Weekly Healthcare Roundup: July 24-30 July 29, 2016
This week marked the end of convention season for our two mainstream parties. These conventions prompted discussions on health policy to the national stage. Democrats, who held their convention earlier this week, released a comprehensive plan for what they hope to enact during the next four years. This got us thinking — what will healthcare look like under President Trump or President Clinton?
Here’s what we’re reading: HEALTHCARE UNDER A NEW PRESIDENT-The most evident scenario for healthcare under Trump involves an attempt at repealing the ACA (if his party controls both the House and the Senate) and implementing at least some House Republican proposals. But even conservatives are divided over issues like Medicare restructuring, so it’s quite likely policies won’t change much. As for Clinton, it’s obvious she hopes to expand the ACA but that’ll be nearly impossible if the Republicans retain the House. That’s why observers predict that either candidate would have to use executive powers to put their healthcare policies in place.
FOCUSING ON HIGH-NEED, HIGH-COST PATIENTS – In an article published Wednesday, members of five national healthcare foundations worked together to identify three areas in need of reform to help improve care for patients with multiple chronic conditions. According to the researchers, 5% of the US population can be considered high-need, high-cost and this number will continue to rise as the nation’s population ages.
HEALTHCARE IS MOST AT RISK FOR RANSOMWARE – Healthcare was hit with more ransomware than any other sector in Q2 — 88% of all ransomware attacks occurred in health systems says Solutionary’s Quarterly Threat Report. One reason why health systems may be particularly vulnerable is because there are more entry and pivot points for cybercriminals to exploit since health systems use several different systems and devices. The fact that patient data sells for more money than any other kind of information on the black market might also play a role in the number of attacks.
DIGITAL HEALTH TOOLS AND PATIENT EXPERIENCE – New research shows that nearly 75 percent of patients expressed a high level of interest in accessing their electronic medical records.
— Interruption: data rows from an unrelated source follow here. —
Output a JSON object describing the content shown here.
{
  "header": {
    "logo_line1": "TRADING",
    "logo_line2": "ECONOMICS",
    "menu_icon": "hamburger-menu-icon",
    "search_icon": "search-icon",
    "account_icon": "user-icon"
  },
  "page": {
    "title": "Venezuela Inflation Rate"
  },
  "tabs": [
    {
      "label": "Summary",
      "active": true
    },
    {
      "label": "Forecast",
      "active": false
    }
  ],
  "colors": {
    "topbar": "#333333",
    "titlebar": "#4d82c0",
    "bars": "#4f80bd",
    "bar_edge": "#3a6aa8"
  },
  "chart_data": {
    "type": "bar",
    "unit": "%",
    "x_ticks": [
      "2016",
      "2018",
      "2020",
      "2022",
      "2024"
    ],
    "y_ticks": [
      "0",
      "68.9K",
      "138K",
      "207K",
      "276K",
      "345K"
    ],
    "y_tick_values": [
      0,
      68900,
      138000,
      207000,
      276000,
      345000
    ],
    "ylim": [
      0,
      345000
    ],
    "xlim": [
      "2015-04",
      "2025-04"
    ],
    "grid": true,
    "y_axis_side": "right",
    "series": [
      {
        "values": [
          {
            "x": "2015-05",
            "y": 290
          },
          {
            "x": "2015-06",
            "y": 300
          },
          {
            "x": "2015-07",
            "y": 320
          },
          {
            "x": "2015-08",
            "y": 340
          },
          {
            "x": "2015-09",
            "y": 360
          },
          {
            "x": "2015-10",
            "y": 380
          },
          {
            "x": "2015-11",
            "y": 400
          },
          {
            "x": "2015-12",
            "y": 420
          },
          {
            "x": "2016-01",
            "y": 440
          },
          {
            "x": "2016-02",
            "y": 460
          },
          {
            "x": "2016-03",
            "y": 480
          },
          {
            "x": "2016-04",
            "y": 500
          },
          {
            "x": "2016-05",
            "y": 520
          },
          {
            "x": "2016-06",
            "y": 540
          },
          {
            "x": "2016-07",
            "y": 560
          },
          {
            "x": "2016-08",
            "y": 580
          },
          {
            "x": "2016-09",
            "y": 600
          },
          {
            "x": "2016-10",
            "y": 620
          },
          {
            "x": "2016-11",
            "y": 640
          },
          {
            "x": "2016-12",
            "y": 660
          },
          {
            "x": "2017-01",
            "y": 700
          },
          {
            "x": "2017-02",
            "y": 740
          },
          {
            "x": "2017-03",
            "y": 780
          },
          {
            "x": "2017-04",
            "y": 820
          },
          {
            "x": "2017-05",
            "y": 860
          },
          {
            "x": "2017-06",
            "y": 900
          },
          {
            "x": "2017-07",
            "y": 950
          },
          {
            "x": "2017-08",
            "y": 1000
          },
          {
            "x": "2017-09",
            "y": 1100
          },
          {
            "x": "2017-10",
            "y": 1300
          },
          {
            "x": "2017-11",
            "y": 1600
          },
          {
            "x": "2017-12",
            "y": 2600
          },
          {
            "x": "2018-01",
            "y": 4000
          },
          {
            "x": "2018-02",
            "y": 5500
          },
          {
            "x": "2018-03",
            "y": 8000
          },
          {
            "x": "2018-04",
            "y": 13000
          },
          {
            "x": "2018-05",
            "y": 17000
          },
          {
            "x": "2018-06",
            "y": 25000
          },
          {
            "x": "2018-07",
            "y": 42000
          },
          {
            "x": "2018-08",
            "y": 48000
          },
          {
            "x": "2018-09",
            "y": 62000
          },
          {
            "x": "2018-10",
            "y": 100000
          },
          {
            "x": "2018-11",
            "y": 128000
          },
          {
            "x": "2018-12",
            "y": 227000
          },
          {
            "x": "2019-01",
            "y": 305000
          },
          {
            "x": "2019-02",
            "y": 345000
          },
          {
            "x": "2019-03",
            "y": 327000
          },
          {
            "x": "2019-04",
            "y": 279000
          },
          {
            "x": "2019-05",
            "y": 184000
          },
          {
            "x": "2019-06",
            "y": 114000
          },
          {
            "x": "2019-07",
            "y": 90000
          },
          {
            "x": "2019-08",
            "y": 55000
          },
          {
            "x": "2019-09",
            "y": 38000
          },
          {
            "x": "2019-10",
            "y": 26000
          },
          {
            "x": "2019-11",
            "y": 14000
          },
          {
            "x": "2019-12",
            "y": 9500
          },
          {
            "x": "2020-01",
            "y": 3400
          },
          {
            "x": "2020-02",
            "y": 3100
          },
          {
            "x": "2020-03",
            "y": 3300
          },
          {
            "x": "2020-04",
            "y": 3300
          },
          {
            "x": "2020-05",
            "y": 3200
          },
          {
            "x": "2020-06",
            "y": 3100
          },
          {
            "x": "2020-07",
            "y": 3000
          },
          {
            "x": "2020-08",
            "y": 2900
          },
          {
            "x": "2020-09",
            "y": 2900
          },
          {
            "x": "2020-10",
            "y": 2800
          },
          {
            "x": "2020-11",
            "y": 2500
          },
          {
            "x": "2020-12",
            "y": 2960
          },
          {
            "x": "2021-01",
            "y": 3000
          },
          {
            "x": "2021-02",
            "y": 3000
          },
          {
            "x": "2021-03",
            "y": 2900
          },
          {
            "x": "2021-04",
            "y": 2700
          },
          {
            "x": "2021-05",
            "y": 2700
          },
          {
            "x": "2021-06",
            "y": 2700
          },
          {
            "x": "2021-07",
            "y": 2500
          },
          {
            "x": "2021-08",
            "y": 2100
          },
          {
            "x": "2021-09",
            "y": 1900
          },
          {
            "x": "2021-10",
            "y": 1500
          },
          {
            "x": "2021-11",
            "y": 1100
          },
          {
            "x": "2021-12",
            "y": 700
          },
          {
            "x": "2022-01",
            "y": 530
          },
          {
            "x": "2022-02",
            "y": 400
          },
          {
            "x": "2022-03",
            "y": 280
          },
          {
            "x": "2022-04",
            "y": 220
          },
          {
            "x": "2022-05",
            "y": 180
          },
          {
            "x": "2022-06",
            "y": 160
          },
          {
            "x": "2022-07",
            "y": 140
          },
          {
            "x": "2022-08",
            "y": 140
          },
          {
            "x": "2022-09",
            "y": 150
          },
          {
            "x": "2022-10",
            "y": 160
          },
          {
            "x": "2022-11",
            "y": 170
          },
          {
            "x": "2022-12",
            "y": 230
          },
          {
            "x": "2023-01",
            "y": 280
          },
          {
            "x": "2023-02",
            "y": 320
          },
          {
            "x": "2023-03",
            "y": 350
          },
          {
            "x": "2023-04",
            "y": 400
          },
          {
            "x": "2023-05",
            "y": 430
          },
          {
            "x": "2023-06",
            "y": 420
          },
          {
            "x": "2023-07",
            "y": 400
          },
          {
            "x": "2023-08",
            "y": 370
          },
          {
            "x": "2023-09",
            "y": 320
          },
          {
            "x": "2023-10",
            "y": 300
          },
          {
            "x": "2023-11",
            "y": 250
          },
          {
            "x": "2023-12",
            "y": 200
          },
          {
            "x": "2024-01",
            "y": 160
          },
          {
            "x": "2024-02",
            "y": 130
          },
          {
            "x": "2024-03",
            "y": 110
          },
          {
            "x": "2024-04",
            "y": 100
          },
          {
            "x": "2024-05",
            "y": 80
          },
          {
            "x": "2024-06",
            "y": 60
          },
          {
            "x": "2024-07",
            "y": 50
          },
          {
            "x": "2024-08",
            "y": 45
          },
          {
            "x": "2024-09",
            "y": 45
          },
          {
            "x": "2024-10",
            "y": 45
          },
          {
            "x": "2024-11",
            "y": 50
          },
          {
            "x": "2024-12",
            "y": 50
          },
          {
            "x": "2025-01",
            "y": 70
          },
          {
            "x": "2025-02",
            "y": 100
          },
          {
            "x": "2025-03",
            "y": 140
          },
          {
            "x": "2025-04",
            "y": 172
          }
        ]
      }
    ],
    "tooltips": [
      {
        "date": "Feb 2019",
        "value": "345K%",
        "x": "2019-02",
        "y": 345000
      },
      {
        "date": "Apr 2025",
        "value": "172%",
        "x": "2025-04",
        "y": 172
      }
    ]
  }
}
Contrary to popular belief, the survey also found that of the 1,443 patients studied, Baby Boomers (51-65 years old), not Millennials were the group most likely to use healthcare tools.
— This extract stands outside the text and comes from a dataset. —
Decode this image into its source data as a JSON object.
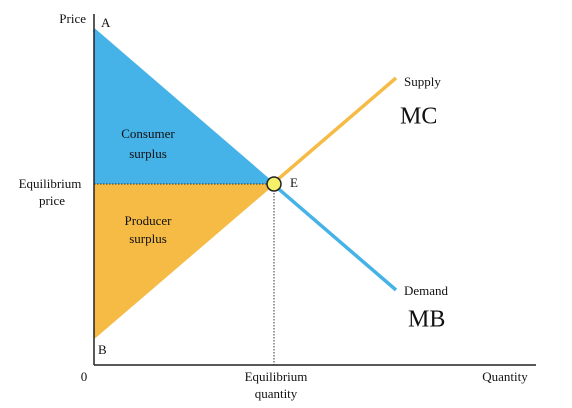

WOMEN NEED LESS TESTS, MORE CONVERSATIONS – NPR recently explored whether some women need routine tests like pelvic exams during checkups when there is little scientific evidence to support the efficacy of such tests. However, that doesn’t mean you should skip out on your annual wellness visit with a gynecologist or other family practitioner just yet. The doctors interviewed mentioned the value of having periodic face-to-face discussion with your doctor in order to have conversations that could ultimately improve care outcomes. We couldn’t agree more.